It’s funny how differently we act in different environments. The other day I was in my local town and as I walked past the taxi rank there was a group of drivers standing at the side of their cars. I heard one shout something out, but quickly hurried past – not really in the mood to acknowledge any banter. I guess this was my ‘leave me alone mood’. Half way down the street I suddenly realised that the taxi driver who’d yelled out was a guy who lived in my street. My mood changed rapidly from ‘leave me alone’ to ‘I don’t want to appear stuck up’, so I quickly turned and walked back to apologise and stop for a chat.
Out walking my dogs and my friendly dial is always turned up high. Saying hello to everyone else that has a dog, stopping to chat about breeds, training and comical dog behaviour with complete strangers, strangers whose faces I wouldn’t recognise ten minutes later if they walked past me without the dog!
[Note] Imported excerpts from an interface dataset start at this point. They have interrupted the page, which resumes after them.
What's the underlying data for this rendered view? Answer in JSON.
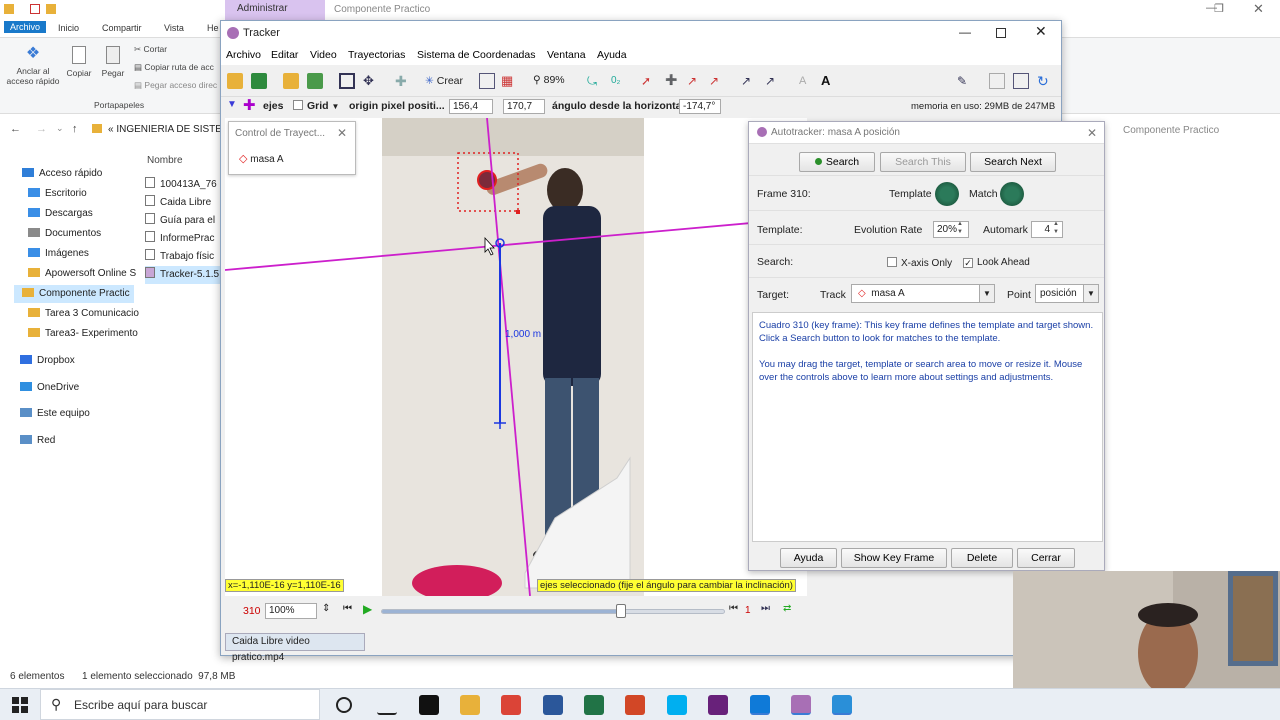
{
  "explorer": {
    "title_context": "Administrar",
    "title_path": "Componente Practico",
    "tabs": [
      "Archivo",
      "Inicio",
      "Compartir",
      "Vista",
      "He"
    ],
    "ribbon": {
      "pin_label": "Anclar al acceso rápido",
      "copy_label": "Copiar",
      "paste_label": "Pegar",
      "cut_label": "Cortar",
      "copy_path_label": "Copiar ruta de acc",
      "paste_shortcut_label": "Pegar acceso direc",
      "group_label": "Portapapeles"
    },
    "address": "« INGENIERIA DE SISTEM",
    "search_placeholder": "Componente Practico",
    "column_name": "Nombre",
    "nav_items": [
      {
        "label": "Acceso rápido",
        "color": "#2f7ed8"
      },
      {
        "label": "Escritorio",
        "color": "#3a8ee6"
      },
      {
        "label": "Descargas",
        "color": "#3a8ee6"
      },
      {
        "label": "Documentos",
        "color": "#8a8a8a"
      },
      {
        "label": "Imágenes",
        "color": "#3a8ee6"
      },
      {
        "label": "Apowersoft Online S",
        "color": "#e8b13a"
      },
      {
        "label": "Componente Practic",
        "color": "#e8b13a"
      },
      {
        "label": "Tarea 3 Comunicacio",
        "color": "#e8b13a"
      },
      {
        "label": "Tarea3- Experimento",
        "color": "#e8b13a"
      },
      {
        "label": "Dropbox",
        "color": "#2f6fe0"
      },
      {
        "label": "OneDrive",
        "color": "#2f8fe0"
      },
      {
        "label": "Este equipo",
        "color": "#5a8fc7"
      },
      {
        "label": "Red",
        "color": "#5a8fc7"
      }
    ],
    "files": [
      "100413A_76",
      "Caida Libre",
      "Guía para el",
      "InformePrac",
      "Trabajo físic",
      "Tracker-5.1.5"
    ],
    "status_count": "6 elementos",
    "status_selected": "1 elemento seleccionado  97,8 MB"
  },
  "tracker": {
    "title": "Tracker",
    "menu": [
      "Archivo",
      "Editar",
      "Video",
      "Trayectorias",
      "Sistema de Coordenadas",
      "Ventana",
      "Ayuda"
    ],
    "toolbar": {
      "create_label": "Crear",
      "zoom": "89%"
    },
    "axes_bar": {
      "axes_label": "ejes",
      "grid_label": "Grid",
      "origin_label": "origin pixel positi...",
      "origin_x": "156,4",
      "origin_y": "170,7",
      "angle_label": "ángulo desde la horizontal",
      "angle_value": "-174,7°",
      "memory": "memoria en uso: 29MB de 247MB"
    },
    "canvas": {
      "distance_label": "1,000 m",
      "coord_readout": "x=-1,110E-16  y=1,110E-16",
      "hint": "ejes seleccionado (fije el ángulo para cambiar la inclinación)"
    },
    "player": {
      "frame": "310",
      "rate": "100%",
      "step": "1",
      "progress_fraction": 0.7
    },
    "video_tab": "Caida Libre video pratico.mp4"
  },
  "control_panel": {
    "title": "Control de Trayect...",
    "track": "masa A"
  },
  "autotracker": {
    "title": "Autotracker: masa A posición",
    "search_btn": "Search",
    "search_this_btn": "Search This",
    "search_next_btn": "Search Next",
    "frame_label": "Frame 310:",
    "template_label": "Template",
    "match_label": "Match",
    "template_row_label": "Template:",
    "evolution_label": "Evolution Rate",
    "evolution_value": "20%",
    "automark_label": "Automark",
    "automark_value": "4",
    "search_row_label": "Search:",
    "xaxis_only_label": "X-axis Only",
    "look_ahead_label": "Look Ahead",
    "target_label": "Target:",
    "track_label": "Track",
    "track_value": "masa A",
    "point_label": "Point",
    "point_value": "posición",
    "info_line1": "Cuadro 310 (key frame): This key frame defines the template and target shown. Click a Search button to look for matches to the template.",
    "info_line2": "You may drag the target, template or search area to move or resize it.  Mouse over the controls above to learn more about settings and adjustments.",
    "help_btn": "Ayuda",
    "show_key_btn": "Show Key Frame",
    "delete_btn": "Delete",
    "close_btn": "Cerrar"
  },
  "taskbar": {
    "search_placeholder": "Escribe aquí para buscar",
    "apps": [
      {
        "name": "cortana-icon",
        "color": "#222222"
      },
      {
        "name": "task-view-icon",
        "color": "#222222"
      },
      {
        "name": "notion-icon",
        "color": "#111111"
      },
      {
        "name": "file-explorer-icon",
        "color": "#e8b13a"
      },
      {
        "name": "chrome-icon",
        "color": "#db4437"
      },
      {
        "name": "word-icon",
        "color": "#2b579a"
      },
      {
        "name": "excel-icon",
        "color": "#217346"
      },
      {
        "name": "powerpoint-icon",
        "color": "#d24726"
      },
      {
        "name": "skype-icon",
        "color": "#00aff0"
      },
      {
        "name": "visual-studio-icon",
        "color": "#68217a"
      },
      {
        "name": "edge-icon",
        "color": "#0f7ad8"
      },
      {
        "name": "tracker-icon",
        "color": "#a86fb5"
      },
      {
        "name": "camera-app-icon",
        "color": "#2a8fd8"
      }
    ]
  }
}
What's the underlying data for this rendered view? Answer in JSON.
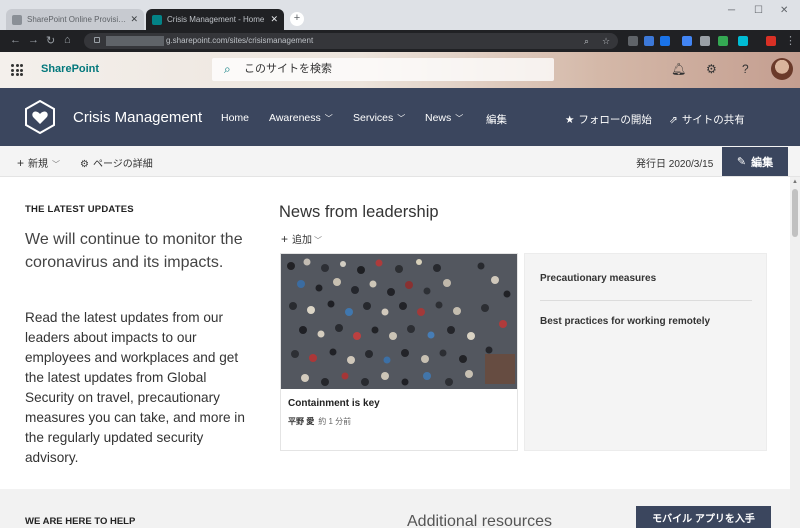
{
  "browser": {
    "tabs": [
      {
        "title": "SharePoint Online Provisioning...",
        "active": false
      },
      {
        "title": "Crisis Management - Home",
        "active": true
      }
    ],
    "url": "g.sharepoint.com/sites/crisismanagement"
  },
  "suite": {
    "brand": "SharePoint",
    "search_placeholder": "このサイトを検索"
  },
  "site": {
    "title": "Crisis Management",
    "nav": [
      "Home",
      "Awareness",
      "Services",
      "News",
      "編集"
    ],
    "follow_label": "フォローの開始",
    "share_label": "サイトの共有"
  },
  "commandbar": {
    "new_label": "新規",
    "page_details_label": "ページの詳細",
    "published": "発行日 2020/3/15",
    "edit_label": "編集"
  },
  "latest": {
    "heading": "THE LATEST UPDATES",
    "lead": "We will continue to monitor the coronavirus and its impacts.",
    "body": "Read the latest updates from our leaders about impacts to our employees and workplaces and get the latest updates from Global Security on travel, precautionary measures you can take, and more in the regularly updated security advisory."
  },
  "news": {
    "title": "News from leadership",
    "add_label": "追加",
    "card": {
      "title": "Containment is key",
      "author": "平野 愛",
      "time": "約 1 分前"
    },
    "list": [
      "Precautionary measures",
      "Best practices for working remotely"
    ]
  },
  "footer": {
    "help_heading": "WE ARE HERE TO HELP",
    "resources_heading": "Additional resources",
    "mobile_button": "モバイル アプリを入手"
  },
  "colors": {
    "site_header": "#3b465e",
    "brand_teal": "#03787c"
  }
}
…But not saying hello to those without dogs because that would appear odd.
In London the other week I was on the tube. If I spoke to a stranger there (or even made eye contact,) I’d be the one who appeared out of the ordinary, weird, not obeying the social rules of the situation that I’m in.
My nephew has autism. No one has explained these rules to him. So it’s easier for him to have the friendly dial always turned down. Unless he’s addressed by name he doesn’t look at anyone else, or make contact. It works for him. One rule for every situation. Sometimes I envy him his simplicity. He doesn’t have to think about his mood, or how he’s perceived by others. He just doesn’t care.
He doesn’t apologise for getting it wrong because in his model of the world it isn’t wrong. But the flip side is that he doesn’t get the benefit of feeling good about a conversation that has occurred out of the blue, one that brings with it new opportunities and friendships. My oldest friends have come from those spontaneous conversations. On my first day at secondary school I spoke to a girl who couldn’t find her classroom. We’re still best friends 30 years later. On the bus home from college I sat next to a girl who everyone said disliked me (she’d been told I disliked her), again 25 years later we are still friends. If I’d not made contact with strangers I’d not have half of the people I have in my life.
Although my friendly dial isn’t always up high, I know I feel better when it is. My husband has a plaque in his office – ‘be kind to strangers, lest they be angels in disguise’. I’ve met lots of these angels, and am blessed to have them in my life. So tomorrow I’m going to make sure my friendly dial is turned up – regardless of my inner mood. I’m not going to turn into some strange person talking to everyone. I’m just going to make sure I have a smile on my face and an approachable demeanour. And guess what? I reckon pretty soon my mood will match my actions. Proof in action that behaviour influences attitude.